Maseke erkundigte sich, was wir von den anderen wollten, und als wir ihm erklärten, daß wir für kurze Zeit gern bei ihnen leben würden, fand er das merkwürdig, wie ich an seinen erstaunten Augen sah.

Zwei Frauen tauchten auf einmal auf. Eine trug einen Säugling rittlings auf der Hüfte. Schlafend hing er dort in einer breiten Hängeschlaufe aus Lianen. Scheu und eilig schlüpften sie in eine Hütte.

Ich konzentrierte mich gezwungenermaßen voll auf mein T- Shirt, in dem es hundertfüßig krabbelte. An meinem Hals unter dem Tuch juckte es, und zwischen den Pobacken kroch etwas langsam in untere Gefilde. Ich kratzte und zwickte überall, und zu allem Überfluß fielen mich wieder die kleinen Bienen in Schwärmen an, flogen mir haufenweise in Nasenlöcher und Ohren und brannten in den Augen. Als ich panisch mit dem Halstuch nach ihnen schlug, machte sie das nur noch wilder. In einer großen schwarzen Wolke folgten sie mir zum Gepäck. Ich rannte hin und her, aber die Biester ließen sich nicht abschütteln. Auch die anderen wurden gequält.

Resigniert fragte ich Adalbert: »Bleiben wir nun hier?

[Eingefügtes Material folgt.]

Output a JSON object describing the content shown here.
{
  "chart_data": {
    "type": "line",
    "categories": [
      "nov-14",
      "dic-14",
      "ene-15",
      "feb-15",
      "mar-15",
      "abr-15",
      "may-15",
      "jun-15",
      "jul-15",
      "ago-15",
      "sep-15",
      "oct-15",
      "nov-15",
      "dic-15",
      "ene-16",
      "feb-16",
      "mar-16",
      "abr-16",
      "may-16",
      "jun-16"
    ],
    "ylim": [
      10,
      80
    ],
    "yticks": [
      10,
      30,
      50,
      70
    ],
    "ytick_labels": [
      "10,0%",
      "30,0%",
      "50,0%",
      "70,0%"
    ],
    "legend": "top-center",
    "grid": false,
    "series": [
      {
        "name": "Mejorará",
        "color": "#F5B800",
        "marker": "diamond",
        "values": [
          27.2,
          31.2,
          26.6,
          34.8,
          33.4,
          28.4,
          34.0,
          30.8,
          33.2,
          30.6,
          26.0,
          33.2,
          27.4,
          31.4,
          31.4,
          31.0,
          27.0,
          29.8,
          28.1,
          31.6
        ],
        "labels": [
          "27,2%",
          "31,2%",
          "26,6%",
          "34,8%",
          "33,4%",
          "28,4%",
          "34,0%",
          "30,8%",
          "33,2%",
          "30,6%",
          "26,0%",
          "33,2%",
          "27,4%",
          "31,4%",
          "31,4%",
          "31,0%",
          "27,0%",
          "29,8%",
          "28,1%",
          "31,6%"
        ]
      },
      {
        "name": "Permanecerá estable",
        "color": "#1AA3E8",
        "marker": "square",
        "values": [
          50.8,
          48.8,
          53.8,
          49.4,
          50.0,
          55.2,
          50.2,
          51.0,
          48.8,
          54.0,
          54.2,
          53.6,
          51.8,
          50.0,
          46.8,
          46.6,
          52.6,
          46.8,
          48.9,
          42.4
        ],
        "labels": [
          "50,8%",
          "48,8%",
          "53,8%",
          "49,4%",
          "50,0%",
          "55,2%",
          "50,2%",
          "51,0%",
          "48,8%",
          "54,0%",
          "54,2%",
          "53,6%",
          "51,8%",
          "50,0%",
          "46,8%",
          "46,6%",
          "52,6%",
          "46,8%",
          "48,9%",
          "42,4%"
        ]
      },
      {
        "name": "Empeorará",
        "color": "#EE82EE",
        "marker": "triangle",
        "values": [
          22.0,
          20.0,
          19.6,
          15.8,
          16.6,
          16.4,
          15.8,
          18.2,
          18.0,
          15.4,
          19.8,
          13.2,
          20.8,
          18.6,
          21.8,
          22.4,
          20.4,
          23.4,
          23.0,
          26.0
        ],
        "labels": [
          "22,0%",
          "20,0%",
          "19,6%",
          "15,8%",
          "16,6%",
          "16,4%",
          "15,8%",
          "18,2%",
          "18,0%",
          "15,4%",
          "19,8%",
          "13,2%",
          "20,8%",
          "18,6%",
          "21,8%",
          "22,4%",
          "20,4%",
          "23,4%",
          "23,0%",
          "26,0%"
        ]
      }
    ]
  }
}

Ich habe Hunger und würde auch gern die weitere Planung wissen.«

Da kam Maseke zu uns und machte eine weit ausladende Geste auf sein Terrain, das hieß, wie Sabango übersetzte, daß wir dableiben durften. Wir bedankten uns, und freudig schüttelte Adalbert allen die Hand. »Vergelt’s Gott.« Meine Hand wollte er auch drücken im Überschwang.

»Ist ja gut«, beschwichtigte ich ihn. »Vergiß bloß nicht den Handkuß bei den Damen«, fügte ich hinzu und stellte mir dabei vor, daß die Mädels hier sicher dachten, er wolle ihnen die Finger abbeißen.

»Jetzt eilt es ein bissl... Nosbusch, hilf Julia, das Zelt vorzubereiten, ich schaue mich inzwischen nach einem geeigneten Lagerplatz um«, drängte Adalbert.

Fast fühlte ich mich wie zu Hause und legte das Zeltgepäck aus. Felsfurch brüllte nach Trägern und gab mit königlichen Gesten Anweisung, den Boden zu säubern. Er hatte bereits die Macheten ausgepackt. Alle Träger halfen natürlich ihm, für uns war niemand übrig.